Ask friends, coworkers and other people you trust to recommend moving companies they’ve used. Find out if the movers arrived on time, handled their belongings carefully, and had all the necessary equipment. Then do some research on the companies:
- Visit the Better Business Bureau website to see how they handled any complaints against them.
- Go to the Federal Motor Carrier Safety Administration’s Protect Your Move website if you want to check on a company’s license and insurance.
Obtain Moving Quotes and Compare Estimates
Get a few estimates for what it would cost to move your belongings. You can even request moving quotes from licensed and insured movers on Rent.com. Make sure each company you’re considering will do an in-home inspection, since this is the best way to get an accurate assessment of what your move will cost. Then look beyond the dollar signs: The cheapest estimate may not be the best deal. When you are trying to select a moving company, make sure you are doing an apples-to-apples comparison by getting quotes for exactly the same services. Here a few things to compare between quotes:
- The number of man-hours included
- The type of moving service (will they be packing or just moving?)

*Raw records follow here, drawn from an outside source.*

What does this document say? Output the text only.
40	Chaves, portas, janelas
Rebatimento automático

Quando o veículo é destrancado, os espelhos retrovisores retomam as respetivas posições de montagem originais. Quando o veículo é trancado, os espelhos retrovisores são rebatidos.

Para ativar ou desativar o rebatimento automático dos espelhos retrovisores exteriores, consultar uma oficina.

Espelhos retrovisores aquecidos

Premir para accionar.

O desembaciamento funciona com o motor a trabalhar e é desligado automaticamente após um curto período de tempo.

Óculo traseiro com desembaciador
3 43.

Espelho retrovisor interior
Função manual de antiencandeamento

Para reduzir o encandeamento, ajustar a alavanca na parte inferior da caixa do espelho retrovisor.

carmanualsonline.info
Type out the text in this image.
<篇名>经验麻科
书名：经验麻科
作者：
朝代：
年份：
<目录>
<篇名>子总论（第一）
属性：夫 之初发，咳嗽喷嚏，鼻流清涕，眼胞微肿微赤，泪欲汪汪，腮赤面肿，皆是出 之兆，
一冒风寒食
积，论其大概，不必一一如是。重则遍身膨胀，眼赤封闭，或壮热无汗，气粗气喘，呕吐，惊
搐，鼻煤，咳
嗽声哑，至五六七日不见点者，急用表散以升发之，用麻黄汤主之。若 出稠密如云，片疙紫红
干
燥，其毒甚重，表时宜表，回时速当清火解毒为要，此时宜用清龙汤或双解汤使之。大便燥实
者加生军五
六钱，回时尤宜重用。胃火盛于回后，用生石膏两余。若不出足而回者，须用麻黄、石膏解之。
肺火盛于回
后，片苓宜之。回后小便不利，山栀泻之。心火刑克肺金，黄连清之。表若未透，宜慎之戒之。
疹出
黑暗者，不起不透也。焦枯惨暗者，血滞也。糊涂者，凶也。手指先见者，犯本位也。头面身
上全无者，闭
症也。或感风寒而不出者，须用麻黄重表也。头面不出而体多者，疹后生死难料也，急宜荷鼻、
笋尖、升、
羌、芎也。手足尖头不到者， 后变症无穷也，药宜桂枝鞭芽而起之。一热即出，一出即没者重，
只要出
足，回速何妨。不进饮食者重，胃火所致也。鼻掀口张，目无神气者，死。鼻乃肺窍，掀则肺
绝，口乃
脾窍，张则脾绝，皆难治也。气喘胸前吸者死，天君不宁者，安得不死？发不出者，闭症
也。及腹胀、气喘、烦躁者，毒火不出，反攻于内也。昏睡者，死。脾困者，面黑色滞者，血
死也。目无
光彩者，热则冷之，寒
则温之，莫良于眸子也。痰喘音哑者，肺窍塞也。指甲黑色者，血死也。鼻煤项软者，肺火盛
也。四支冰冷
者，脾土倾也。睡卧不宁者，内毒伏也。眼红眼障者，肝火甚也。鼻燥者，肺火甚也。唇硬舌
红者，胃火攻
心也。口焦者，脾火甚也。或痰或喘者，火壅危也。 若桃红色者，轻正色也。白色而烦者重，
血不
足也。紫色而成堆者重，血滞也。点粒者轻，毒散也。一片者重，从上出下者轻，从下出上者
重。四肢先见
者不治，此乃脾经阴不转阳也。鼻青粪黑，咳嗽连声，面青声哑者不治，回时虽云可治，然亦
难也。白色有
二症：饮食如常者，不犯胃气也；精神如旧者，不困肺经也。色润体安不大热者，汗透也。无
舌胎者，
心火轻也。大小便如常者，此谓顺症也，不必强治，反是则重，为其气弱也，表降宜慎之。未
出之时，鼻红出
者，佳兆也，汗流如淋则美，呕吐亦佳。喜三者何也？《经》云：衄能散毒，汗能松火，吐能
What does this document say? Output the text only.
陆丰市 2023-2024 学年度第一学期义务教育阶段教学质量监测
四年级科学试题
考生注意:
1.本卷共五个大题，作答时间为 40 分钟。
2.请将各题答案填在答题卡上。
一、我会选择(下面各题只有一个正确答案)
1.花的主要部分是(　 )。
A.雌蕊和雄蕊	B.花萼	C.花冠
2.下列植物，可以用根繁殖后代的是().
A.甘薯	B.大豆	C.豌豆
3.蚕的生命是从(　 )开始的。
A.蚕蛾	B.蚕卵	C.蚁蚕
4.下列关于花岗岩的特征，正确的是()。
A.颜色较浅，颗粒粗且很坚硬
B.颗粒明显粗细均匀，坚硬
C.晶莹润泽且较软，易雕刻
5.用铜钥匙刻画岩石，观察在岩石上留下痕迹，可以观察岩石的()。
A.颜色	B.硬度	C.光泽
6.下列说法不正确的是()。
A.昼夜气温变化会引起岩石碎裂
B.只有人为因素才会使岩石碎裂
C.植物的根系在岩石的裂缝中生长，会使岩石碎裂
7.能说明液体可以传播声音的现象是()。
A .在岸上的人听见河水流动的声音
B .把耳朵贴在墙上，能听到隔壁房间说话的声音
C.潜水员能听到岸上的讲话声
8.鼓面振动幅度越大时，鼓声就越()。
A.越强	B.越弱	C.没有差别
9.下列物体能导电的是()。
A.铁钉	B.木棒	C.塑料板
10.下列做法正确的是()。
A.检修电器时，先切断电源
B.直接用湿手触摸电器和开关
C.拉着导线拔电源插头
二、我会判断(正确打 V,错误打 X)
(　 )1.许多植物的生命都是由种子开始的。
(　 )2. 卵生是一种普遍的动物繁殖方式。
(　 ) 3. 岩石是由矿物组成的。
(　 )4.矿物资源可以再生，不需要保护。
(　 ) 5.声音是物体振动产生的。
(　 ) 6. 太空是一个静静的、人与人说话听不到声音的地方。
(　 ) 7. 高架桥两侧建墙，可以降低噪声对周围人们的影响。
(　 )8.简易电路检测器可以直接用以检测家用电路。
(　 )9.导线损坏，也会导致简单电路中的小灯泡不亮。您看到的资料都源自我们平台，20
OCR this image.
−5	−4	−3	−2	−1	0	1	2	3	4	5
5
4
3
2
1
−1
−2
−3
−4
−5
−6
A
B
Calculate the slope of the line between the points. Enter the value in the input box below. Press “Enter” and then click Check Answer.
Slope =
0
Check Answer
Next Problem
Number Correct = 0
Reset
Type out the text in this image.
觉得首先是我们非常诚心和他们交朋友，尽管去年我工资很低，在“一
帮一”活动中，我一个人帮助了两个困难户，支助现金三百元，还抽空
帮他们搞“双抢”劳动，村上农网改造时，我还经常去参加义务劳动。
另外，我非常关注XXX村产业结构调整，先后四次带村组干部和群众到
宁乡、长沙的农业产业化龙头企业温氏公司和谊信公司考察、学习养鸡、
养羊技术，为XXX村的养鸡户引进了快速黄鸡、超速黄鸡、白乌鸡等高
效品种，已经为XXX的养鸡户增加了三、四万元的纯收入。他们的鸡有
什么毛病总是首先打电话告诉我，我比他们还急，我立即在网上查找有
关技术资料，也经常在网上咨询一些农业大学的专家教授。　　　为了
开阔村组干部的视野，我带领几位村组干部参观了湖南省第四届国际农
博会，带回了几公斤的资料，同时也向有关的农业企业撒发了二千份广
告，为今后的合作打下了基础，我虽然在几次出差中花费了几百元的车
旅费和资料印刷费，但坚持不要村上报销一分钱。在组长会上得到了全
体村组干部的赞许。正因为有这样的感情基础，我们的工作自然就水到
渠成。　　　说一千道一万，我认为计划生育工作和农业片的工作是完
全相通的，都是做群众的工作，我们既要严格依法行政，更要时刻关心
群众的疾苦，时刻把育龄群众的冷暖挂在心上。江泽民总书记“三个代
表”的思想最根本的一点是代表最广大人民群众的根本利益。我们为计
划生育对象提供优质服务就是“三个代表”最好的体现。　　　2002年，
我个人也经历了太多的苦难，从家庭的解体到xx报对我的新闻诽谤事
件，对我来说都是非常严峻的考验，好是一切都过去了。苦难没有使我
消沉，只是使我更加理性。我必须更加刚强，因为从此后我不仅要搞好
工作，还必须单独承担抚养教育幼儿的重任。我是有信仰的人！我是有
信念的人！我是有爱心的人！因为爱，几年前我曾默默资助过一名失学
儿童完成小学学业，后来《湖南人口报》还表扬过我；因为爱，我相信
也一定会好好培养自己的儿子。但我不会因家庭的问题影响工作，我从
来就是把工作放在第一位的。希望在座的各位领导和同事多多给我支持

- The type and amount of insurance coverage
- Boxes, tape, furniture padding and other supplies
- Disassembling or reassembling furniture
- Mileage and gas charges
Next, find out if the estimate you’ve received is binding (you won’t be charged more) or non-binding (the final cost could be up to 10% more).
Don’t Be Afraid to Negotiate
If you’ve preferred dealing with one mover but received a better rate from another company, ask your first choice if they’re willing to meet that price. If the bids are close and cover similar costs, they may be willing to negotiate.